OK, first of all, thanks to 'TheHewsonFamily' who initiated the thread 'Les Arcs Battle Plan' a link has been provided which is the best I've seen: here

It explains it all really.

I obtained our SANEF badge from the office on the right hand side, just before the entry péage on the east side of Reims on the A4. There's a lay-by. HOWEVER, the Reims interchange was altered last November, with an autoroute bypass to the south, which joins the A4 further east of that original péage. The option does remain to come off the A26 as before, and drive through Reims to reach the péage.

I'm not aware of SANEF altering anything, and my most recent statement, debiting my Nationwide Gold card was 10/11/2010.
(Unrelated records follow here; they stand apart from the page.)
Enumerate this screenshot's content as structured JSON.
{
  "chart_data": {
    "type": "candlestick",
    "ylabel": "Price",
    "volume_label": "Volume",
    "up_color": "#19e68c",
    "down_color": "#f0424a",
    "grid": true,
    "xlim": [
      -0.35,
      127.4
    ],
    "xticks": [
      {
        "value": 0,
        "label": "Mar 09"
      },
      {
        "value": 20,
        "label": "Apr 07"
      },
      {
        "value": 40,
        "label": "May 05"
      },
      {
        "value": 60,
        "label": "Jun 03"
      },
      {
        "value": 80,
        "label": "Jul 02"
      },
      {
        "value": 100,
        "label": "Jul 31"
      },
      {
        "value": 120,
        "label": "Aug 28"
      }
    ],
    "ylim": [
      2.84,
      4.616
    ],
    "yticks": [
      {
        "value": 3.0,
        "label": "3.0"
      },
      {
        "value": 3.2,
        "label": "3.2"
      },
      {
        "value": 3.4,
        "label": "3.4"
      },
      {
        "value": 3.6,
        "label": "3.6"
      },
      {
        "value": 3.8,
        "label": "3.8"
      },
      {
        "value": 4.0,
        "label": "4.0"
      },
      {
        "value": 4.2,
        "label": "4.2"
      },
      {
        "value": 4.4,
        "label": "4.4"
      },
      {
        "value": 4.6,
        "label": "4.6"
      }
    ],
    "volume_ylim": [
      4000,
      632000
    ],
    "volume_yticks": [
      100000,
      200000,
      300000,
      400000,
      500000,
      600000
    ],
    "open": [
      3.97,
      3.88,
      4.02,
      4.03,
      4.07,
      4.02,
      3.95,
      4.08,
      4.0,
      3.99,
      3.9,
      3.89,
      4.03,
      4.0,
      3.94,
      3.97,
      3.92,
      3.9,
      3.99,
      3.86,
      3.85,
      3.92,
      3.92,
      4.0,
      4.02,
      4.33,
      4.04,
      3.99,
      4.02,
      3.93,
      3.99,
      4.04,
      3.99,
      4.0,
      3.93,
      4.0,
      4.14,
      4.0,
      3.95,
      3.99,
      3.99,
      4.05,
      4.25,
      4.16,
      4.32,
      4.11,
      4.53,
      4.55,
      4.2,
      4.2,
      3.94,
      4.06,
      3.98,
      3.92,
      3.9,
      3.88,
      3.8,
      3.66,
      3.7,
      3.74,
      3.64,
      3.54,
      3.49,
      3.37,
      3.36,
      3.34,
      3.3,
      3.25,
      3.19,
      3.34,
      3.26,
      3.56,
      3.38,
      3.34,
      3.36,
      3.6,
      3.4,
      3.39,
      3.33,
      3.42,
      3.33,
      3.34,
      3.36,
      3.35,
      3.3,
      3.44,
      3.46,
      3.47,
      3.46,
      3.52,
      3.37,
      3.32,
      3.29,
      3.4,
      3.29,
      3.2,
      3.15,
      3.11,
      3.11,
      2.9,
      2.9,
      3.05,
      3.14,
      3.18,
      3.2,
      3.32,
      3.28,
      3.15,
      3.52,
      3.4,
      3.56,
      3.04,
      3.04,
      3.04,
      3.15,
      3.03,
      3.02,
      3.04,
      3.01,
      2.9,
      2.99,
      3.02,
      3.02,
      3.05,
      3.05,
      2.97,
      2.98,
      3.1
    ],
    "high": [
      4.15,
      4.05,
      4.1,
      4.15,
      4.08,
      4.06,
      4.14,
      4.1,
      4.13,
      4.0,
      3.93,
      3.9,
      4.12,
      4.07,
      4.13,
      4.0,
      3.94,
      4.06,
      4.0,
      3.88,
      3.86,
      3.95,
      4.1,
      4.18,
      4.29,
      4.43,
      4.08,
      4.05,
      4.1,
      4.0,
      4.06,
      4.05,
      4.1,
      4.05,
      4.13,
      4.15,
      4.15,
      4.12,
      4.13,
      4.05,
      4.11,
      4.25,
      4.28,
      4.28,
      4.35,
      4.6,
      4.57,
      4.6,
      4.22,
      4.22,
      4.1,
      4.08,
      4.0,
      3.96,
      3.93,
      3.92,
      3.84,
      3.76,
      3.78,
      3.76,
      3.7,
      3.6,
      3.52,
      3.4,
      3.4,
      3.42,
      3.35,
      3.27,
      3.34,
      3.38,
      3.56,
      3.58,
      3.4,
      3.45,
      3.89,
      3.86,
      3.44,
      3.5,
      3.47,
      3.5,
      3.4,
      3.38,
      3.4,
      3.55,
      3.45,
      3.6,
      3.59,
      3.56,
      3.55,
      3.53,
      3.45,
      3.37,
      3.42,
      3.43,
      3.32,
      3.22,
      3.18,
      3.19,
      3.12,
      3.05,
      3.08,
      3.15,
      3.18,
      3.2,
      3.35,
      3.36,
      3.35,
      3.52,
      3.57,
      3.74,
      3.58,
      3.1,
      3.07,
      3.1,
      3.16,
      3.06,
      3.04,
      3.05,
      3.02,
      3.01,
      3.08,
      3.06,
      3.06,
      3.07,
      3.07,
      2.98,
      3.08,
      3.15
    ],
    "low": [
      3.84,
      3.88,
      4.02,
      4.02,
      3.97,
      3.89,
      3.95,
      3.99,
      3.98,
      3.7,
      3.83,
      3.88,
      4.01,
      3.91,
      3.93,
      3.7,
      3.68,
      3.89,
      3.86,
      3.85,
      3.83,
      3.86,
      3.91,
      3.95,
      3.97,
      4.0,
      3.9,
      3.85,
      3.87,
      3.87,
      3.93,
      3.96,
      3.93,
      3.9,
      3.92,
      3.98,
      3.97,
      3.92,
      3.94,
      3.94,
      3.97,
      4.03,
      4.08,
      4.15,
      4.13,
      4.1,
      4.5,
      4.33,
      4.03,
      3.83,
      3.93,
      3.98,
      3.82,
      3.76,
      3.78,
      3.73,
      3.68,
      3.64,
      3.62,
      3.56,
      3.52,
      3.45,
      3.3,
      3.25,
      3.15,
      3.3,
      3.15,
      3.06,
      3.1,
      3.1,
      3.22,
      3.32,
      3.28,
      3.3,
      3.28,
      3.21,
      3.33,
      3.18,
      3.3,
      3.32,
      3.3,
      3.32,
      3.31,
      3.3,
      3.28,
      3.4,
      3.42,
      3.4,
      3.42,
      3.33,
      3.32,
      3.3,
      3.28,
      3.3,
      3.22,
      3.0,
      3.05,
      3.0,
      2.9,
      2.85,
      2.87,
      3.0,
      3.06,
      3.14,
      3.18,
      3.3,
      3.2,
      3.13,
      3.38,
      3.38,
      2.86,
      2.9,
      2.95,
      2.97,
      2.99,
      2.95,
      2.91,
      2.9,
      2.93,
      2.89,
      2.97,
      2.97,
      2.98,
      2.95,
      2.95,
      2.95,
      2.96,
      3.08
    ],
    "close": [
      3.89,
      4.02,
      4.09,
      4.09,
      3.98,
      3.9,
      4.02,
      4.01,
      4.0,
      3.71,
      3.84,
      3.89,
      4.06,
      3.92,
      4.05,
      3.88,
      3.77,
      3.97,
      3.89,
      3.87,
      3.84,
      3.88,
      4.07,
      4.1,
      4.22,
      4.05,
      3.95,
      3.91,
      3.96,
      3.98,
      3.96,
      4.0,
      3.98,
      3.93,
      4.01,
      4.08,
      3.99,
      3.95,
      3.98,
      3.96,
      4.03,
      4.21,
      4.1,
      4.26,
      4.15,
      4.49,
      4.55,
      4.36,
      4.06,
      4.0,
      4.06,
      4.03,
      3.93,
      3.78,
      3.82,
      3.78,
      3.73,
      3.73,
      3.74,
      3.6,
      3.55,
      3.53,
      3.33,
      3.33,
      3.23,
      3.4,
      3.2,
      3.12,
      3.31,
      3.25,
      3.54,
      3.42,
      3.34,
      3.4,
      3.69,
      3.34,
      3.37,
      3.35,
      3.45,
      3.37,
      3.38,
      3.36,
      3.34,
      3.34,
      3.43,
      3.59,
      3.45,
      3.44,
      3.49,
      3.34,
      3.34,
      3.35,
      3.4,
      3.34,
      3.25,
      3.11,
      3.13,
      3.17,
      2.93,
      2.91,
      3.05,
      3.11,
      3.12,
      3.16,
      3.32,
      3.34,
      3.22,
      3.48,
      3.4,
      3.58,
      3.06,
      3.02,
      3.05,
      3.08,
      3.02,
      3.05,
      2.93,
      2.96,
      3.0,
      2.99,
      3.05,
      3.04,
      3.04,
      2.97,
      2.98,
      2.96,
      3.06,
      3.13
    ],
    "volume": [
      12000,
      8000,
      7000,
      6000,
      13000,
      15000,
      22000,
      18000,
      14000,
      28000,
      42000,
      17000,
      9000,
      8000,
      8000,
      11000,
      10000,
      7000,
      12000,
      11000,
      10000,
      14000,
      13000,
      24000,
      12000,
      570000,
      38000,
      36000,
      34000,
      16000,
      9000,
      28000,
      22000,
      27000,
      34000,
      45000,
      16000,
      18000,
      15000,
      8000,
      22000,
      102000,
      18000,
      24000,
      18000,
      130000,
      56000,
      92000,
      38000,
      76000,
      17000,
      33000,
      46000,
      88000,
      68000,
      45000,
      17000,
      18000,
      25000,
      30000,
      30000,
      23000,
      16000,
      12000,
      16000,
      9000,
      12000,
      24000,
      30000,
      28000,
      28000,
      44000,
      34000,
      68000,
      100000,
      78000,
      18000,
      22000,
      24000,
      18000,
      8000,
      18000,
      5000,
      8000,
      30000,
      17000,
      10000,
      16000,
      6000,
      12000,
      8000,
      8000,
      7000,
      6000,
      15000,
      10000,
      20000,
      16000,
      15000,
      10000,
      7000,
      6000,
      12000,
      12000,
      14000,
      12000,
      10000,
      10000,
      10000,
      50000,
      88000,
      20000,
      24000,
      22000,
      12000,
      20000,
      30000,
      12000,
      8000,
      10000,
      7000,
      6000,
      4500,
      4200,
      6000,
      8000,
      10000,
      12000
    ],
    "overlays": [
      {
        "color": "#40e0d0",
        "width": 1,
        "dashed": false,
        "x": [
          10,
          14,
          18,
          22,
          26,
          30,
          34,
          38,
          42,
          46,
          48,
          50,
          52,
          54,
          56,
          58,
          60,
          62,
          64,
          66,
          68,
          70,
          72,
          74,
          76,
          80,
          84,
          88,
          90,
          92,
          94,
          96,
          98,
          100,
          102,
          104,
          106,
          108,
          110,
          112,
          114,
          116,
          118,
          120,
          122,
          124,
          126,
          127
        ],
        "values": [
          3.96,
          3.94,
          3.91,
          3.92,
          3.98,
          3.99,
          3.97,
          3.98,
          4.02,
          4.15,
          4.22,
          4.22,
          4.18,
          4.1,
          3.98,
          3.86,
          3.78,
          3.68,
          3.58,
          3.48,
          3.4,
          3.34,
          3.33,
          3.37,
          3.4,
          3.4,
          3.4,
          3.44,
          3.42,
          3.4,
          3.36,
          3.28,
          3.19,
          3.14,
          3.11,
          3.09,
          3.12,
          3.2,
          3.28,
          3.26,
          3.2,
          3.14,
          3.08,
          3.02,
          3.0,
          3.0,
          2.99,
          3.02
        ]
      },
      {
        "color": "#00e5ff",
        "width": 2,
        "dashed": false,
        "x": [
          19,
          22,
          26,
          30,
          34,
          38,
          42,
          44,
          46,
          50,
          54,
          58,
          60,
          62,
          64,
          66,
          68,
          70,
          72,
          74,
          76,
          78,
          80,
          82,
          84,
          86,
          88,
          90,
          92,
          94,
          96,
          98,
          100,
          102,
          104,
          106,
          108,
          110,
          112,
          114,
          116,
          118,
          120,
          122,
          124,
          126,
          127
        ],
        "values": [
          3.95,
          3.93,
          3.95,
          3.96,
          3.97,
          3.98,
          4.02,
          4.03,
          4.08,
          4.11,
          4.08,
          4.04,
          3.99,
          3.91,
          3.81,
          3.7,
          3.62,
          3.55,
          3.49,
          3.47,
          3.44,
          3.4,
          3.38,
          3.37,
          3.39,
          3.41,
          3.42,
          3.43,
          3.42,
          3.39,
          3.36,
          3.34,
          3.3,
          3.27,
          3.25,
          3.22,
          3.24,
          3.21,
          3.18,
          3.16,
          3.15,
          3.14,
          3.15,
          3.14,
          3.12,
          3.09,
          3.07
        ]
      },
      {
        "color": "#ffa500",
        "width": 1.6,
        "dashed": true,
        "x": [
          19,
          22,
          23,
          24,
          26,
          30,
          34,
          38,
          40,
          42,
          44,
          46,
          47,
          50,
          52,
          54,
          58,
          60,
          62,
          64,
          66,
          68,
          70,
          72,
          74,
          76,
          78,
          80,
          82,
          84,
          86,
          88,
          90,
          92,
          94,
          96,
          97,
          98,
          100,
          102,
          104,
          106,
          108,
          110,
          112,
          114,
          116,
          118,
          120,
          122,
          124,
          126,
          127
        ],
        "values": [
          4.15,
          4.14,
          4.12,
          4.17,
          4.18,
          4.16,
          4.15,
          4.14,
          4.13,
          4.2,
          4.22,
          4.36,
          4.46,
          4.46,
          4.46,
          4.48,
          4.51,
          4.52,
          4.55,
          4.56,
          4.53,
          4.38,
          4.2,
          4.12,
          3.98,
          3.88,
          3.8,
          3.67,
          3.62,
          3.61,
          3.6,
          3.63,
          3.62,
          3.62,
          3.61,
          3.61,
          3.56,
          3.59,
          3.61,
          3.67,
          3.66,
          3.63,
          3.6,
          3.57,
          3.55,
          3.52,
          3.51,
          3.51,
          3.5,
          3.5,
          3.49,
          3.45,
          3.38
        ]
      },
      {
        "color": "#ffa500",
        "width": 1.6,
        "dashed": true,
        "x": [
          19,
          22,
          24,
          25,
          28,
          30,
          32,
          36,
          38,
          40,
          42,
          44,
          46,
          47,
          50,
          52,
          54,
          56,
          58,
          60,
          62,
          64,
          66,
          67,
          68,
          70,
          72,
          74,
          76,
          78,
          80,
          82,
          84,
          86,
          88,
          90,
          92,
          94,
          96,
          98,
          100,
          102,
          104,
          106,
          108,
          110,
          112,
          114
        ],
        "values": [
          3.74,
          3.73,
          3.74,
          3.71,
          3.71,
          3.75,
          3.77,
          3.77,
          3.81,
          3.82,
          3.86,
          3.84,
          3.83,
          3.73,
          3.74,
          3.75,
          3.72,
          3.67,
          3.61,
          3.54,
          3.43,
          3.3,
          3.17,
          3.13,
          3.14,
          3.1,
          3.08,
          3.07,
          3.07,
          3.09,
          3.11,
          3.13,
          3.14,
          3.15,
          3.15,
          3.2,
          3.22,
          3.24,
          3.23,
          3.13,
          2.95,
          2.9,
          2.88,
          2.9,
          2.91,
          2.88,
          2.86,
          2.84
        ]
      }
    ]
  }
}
Edit: I tell a lie, the last time we used the télépéage was the 13th of November, and the bill is dated 30/11/2010.


----------



## TheHewsonFamily (Nov 16, 2010)

I have been looking into the same issue myself and have found the following link that may be of help:

http://www.tolltickets.com/country/france/libert.aspx?lang=en-GB

edit: as is mentioned above  You dont have to trawl through my ramblings, questions and concerns about our first big trip away now


----------



## kayjaybe (Apr 15, 2010)

TheHewsonFamily said:


> I have been looking into the same issue myself and have found the following link that may be of help:
> 
> http://www.tolltickets.com/country/france/libert.aspx?lang=en-GB


Yes, that is the company I mentioned above but I had shortened the url. Their fee for the box is much cheaper than Sanef etc but they charge a daily fee after 22 days and 9% of your tolls. I was wondering if you could, for short trips, order the box and send it back within 22 days and pay only the deposit which is why I would like to hear from someone who has used because, as the cliché has it, if something looks to good to be true it usually isn't


----------



## PeterandLinda (Feb 21, 2009)

Unless we move our account from Nationwide to Santander with the required investment we seem doomed to a lifetime of trying to reach the change from the machine then !


----------